In 1790, Tipu had a conflict with the Raja of Travancore since the latter had built defensive walls in disputed areas. The British who were allies of the Raja, found a convenient excuse to pitch tents in Mysore that Tipu had attacked their ally. The English defeated Tipu who had to send his two little sons, as hostages besides handing over a large piece of his territory. Tippu had made special efforts to seek help from Napoleon, who wrote back offering his support but the British surveillance intercepted the letter and it did not reach Tipu. Finally Tipu was defeated and killed on account of treachery from among his own sub-ordinates.

                After the death of  Tipu, His Highness Sri Krishnaraja Wodeyar III was placed  on the throne of Mysore on the 30th June 1799, at this time a five year old boy. From that time onwards Mysore became the capital of the rulers. Srirangapatna became the property of the British East India Company and British troops were kept in the fort. In 1831, the British took over the administration of the Mysore territory from Krishnaraja Wodeyar III for alleged misgovernment. Two officers styled Senior Commissioner and Junior Commissioner were appointed to govern the territory of the Raja. This arrangement continued from 1831 to 1834. In April 1834, the post of the Junior Commissioner was abolished and the Government of the Mysore territory was put in charge of only one Commissioner. The commissioner’s rule of Mysore State continued for fifty years from 1831 to 1881 in which year the Mysore territory was handed back to the Mysore Wodeyars. Krishnaraja Wodeyar III had died in 1868. His adopted son Sri Chamarajendra Wodeyar, was recognized as his heir to the throne by the British Government and he succeeded to the Musnad of Mysore in 1881, when the State was handed back to him by the British Government in India, as a result of the persistent efforts of his predecessor and his people for restoration of the ruling powers to the Mysore royal family.

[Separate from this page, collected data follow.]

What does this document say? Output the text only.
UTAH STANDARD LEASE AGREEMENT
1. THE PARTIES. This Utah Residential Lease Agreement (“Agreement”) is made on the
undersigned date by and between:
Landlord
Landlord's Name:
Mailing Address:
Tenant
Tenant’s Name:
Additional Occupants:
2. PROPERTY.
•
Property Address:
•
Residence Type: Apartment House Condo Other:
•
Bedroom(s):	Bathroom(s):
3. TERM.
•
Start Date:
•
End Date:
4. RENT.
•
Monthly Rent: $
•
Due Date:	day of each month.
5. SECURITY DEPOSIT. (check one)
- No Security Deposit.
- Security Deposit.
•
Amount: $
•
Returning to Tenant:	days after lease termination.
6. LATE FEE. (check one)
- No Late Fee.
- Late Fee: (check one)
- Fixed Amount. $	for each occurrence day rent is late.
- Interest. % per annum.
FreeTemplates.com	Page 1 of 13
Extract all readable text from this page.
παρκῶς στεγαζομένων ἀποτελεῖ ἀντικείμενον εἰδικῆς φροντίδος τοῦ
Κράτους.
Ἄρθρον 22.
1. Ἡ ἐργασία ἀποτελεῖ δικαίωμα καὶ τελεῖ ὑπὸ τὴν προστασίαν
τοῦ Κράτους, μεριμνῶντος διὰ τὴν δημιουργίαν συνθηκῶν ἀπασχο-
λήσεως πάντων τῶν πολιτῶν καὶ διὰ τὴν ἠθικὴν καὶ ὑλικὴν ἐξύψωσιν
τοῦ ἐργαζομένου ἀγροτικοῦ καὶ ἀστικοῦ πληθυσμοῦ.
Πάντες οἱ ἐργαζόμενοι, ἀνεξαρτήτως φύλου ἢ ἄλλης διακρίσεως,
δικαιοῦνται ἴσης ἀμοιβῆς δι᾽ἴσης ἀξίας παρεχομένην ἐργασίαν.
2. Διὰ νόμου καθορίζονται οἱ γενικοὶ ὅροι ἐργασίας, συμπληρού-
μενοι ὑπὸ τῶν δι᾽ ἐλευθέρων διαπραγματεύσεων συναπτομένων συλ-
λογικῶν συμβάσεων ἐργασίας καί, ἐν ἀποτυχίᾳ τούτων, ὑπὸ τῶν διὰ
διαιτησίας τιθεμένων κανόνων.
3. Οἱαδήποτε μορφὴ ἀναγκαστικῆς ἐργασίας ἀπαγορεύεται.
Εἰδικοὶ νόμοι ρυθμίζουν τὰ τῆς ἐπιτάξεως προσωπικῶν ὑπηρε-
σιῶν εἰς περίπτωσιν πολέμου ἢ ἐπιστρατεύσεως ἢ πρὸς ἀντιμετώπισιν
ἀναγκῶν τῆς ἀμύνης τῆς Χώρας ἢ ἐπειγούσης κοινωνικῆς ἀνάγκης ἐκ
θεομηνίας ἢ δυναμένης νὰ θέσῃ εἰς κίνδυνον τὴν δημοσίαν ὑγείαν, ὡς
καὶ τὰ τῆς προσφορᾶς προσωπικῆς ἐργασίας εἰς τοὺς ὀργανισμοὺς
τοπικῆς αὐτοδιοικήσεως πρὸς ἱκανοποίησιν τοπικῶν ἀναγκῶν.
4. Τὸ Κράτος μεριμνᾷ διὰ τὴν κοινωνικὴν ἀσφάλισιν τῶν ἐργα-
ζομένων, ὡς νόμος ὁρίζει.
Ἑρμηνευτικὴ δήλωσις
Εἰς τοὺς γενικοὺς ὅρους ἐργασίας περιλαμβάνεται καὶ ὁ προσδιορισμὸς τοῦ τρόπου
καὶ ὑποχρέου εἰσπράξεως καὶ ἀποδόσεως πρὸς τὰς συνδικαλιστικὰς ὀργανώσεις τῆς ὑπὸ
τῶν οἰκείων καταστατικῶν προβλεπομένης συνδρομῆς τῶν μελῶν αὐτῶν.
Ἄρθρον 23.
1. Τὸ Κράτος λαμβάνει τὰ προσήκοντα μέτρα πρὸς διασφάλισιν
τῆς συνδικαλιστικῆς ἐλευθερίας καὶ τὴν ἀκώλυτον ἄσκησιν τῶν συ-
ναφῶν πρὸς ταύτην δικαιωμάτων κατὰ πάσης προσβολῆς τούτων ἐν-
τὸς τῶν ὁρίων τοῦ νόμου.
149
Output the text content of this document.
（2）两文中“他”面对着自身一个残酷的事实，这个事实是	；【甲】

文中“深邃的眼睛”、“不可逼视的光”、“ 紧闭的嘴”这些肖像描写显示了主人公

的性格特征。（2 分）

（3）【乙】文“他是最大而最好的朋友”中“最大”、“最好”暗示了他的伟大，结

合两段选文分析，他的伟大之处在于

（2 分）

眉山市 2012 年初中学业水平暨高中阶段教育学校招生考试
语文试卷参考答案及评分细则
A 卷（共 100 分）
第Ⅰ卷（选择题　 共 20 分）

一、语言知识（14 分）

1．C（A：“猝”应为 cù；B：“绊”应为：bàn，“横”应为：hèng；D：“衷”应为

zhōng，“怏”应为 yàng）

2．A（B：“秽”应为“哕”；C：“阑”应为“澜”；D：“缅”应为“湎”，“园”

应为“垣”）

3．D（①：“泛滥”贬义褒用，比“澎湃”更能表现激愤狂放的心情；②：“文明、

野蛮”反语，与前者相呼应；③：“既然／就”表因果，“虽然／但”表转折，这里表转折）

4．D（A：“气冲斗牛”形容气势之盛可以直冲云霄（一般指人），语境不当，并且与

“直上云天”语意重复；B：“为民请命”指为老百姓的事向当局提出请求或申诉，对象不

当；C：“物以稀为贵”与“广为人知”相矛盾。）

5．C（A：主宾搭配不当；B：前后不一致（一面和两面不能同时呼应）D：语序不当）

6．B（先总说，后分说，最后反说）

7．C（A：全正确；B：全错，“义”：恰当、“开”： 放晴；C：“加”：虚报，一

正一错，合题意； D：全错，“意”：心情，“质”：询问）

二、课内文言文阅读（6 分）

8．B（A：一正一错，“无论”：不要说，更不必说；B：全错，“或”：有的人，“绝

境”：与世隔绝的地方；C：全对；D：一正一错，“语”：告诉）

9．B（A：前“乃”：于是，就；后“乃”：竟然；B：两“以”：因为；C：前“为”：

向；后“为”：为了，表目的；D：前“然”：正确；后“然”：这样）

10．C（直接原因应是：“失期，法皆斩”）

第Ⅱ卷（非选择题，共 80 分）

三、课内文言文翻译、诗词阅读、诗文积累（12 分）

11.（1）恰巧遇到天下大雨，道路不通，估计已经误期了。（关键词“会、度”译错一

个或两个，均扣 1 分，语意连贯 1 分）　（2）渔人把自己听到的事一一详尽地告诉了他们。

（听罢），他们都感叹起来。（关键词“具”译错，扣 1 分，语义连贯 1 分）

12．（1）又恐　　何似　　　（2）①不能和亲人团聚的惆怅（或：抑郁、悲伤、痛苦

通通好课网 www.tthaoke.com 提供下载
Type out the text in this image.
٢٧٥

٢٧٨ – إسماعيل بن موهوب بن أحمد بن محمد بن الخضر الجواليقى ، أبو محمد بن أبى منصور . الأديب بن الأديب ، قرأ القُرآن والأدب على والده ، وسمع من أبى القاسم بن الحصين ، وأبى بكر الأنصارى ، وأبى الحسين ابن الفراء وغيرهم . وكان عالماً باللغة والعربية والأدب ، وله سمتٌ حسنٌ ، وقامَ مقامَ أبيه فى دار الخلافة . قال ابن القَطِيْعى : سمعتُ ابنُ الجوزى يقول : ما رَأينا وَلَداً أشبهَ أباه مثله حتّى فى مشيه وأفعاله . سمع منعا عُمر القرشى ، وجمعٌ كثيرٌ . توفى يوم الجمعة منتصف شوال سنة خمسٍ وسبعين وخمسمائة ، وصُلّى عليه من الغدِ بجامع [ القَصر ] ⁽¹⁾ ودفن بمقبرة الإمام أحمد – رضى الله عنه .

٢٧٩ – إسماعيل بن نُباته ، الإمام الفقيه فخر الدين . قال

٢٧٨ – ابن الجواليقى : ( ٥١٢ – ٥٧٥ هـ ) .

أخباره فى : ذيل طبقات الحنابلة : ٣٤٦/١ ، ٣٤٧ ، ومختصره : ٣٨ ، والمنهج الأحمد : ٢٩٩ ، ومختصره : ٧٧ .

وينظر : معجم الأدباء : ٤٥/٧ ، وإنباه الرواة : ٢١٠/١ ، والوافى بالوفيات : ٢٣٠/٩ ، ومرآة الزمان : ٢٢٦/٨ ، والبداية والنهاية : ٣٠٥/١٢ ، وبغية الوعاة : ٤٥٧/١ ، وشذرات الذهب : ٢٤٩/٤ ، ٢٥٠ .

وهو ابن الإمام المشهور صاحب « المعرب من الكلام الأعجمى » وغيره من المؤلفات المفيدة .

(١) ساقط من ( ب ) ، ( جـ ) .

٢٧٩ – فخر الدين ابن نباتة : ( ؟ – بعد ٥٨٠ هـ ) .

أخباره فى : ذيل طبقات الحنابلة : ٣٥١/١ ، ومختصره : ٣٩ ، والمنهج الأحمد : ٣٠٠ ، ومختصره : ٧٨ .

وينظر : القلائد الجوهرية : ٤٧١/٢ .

                Maharaja Chamaraja Wodeyar ruled the State from 1881 to 1894. He was enlightened ruler and during his regime, the resources of the State were greatly developed. He died of diphtheria at Calcutta in December 1894. At this time Sri Krishanaraja Wodeyar IV, the heir-apparent, was only 10 years old and as such Maharani Kempananjammanni was appointed as the Regent. She held the position upto August 1902, when Maharaja Krishnaraja Wodeyar IV was invested with full ruling powers. He ruled for 38 years and earned for himself the name of “Creator of Modern Mysore” by his benevolent and efficient administration.  He strove hard to promote the moral and material welfare of the people and granted them a share in the administration of the State. He died in August 1940 and was succeeded by Sri Jayachamraja Wodeyar, who granted responsible Government to the people and became a constitutional ruler in October 1947, and later became its Rajpramukh and also the Governor, in keeping with the democratic structure of the country.